Pour Ninon et June, c’est peut-être le dernier été d’insouciance qui s’offre à elles. A la rentrée prochaine, elles seront en Terminale. Et Ninon qui vient de découvrir un vieil atlas routier annoté n’a soudainement plus qu’une idée : partir par des petites routes jusqu’au bord de la mer, se baigner et revenir, le tout à l’insu des parents auxquels chacune aura fait croire qu’elle passe des vacances avec sa copine.

Moyen de locomotion : un vieux Solex et une remorque, à retaper dare-dare. Avec l’aide de Lewis, trop casanier pour se lancer dans l’aventure avec ses amies, Ninon et June vont réussir à faire redémarrer le Solex et à réparer la carriole. La grande évasion peut commencer. Leur première nuit en forêt, à la belle étoile, ne va pas être de tout repos. En route, le Solex va faire des siennes aussi. 

Mais ce qui les attend un peu plus loin, dans une maison abandonnée qu’elles vont explorer avec deux garçons du coin, va donner un tour nouveau à leur escapade. June met la main sur une correspondance vieille de 40 ans adressée un certain Louis, le fils de la maison, décédé dans un accident de voiture. Quand des bruits inexpliqués se font entendre dans la maison, les quatre ados sortent en panique. Plus de peur que de mal.

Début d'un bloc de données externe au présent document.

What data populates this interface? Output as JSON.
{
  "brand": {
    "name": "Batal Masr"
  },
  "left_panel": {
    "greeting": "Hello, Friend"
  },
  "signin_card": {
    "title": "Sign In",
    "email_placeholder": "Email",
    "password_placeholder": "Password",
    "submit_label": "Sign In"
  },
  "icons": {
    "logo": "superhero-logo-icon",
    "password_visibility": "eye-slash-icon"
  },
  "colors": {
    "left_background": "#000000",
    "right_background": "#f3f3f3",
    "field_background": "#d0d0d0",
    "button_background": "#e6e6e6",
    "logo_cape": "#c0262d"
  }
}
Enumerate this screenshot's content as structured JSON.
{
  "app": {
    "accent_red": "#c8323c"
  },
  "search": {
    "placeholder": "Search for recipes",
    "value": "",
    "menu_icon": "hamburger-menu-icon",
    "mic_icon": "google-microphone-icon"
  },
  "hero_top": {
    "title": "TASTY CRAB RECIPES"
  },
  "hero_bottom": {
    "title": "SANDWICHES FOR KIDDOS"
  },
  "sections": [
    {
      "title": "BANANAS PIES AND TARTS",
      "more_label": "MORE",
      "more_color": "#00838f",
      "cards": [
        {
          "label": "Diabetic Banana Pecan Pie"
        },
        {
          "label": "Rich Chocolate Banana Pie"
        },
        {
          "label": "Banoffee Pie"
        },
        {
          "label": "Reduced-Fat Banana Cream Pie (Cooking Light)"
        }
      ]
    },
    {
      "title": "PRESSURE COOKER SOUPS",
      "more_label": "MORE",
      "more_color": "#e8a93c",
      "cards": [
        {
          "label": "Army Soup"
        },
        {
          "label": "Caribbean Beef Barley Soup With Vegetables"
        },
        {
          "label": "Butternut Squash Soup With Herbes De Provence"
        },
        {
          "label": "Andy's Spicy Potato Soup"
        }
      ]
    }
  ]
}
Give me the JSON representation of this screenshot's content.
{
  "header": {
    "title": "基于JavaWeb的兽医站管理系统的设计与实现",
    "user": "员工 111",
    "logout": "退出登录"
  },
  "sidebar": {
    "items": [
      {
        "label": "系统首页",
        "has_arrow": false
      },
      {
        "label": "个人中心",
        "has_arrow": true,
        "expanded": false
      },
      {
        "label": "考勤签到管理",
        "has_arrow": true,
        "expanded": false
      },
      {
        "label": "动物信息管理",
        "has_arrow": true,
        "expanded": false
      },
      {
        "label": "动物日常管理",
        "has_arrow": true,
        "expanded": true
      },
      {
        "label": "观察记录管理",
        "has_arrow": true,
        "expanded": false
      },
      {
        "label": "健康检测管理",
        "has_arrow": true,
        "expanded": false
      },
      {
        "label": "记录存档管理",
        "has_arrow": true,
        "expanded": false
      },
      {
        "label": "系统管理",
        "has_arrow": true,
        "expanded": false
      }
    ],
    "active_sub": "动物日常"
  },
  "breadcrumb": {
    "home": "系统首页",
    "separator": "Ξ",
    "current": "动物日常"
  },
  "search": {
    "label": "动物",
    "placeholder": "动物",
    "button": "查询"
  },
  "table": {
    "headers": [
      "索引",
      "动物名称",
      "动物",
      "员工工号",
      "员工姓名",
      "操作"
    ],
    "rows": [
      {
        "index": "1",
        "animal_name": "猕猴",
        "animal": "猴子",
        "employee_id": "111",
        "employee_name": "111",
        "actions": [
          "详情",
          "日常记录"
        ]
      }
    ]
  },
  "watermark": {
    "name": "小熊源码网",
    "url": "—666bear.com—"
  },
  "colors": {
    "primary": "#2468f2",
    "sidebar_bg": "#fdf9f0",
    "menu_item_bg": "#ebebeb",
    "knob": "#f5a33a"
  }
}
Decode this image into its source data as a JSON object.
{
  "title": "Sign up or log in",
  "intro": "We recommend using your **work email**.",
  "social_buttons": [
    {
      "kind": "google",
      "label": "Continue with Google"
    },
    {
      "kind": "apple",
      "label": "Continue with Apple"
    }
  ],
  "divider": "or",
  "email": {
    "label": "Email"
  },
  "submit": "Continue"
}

Mais le lendemain, quand June et Ninon reprennent la route, elles se retrouvent escortées par un garçon qui n’est autre que Louis, le destinataire de la correspondance, le garçon mort il y a si longtemps, en un mot : un fantôme. Comme tout bon ectoplasme, il n’est visible que des deux filles, auxquels il va confier que pour s’effacer définitivement de la Terre, il doit absolument retrouver Diane, la rédactrice des lettres. Et qu’alors seulement, il pourra disparaître de la vue des humains et reposer en paix.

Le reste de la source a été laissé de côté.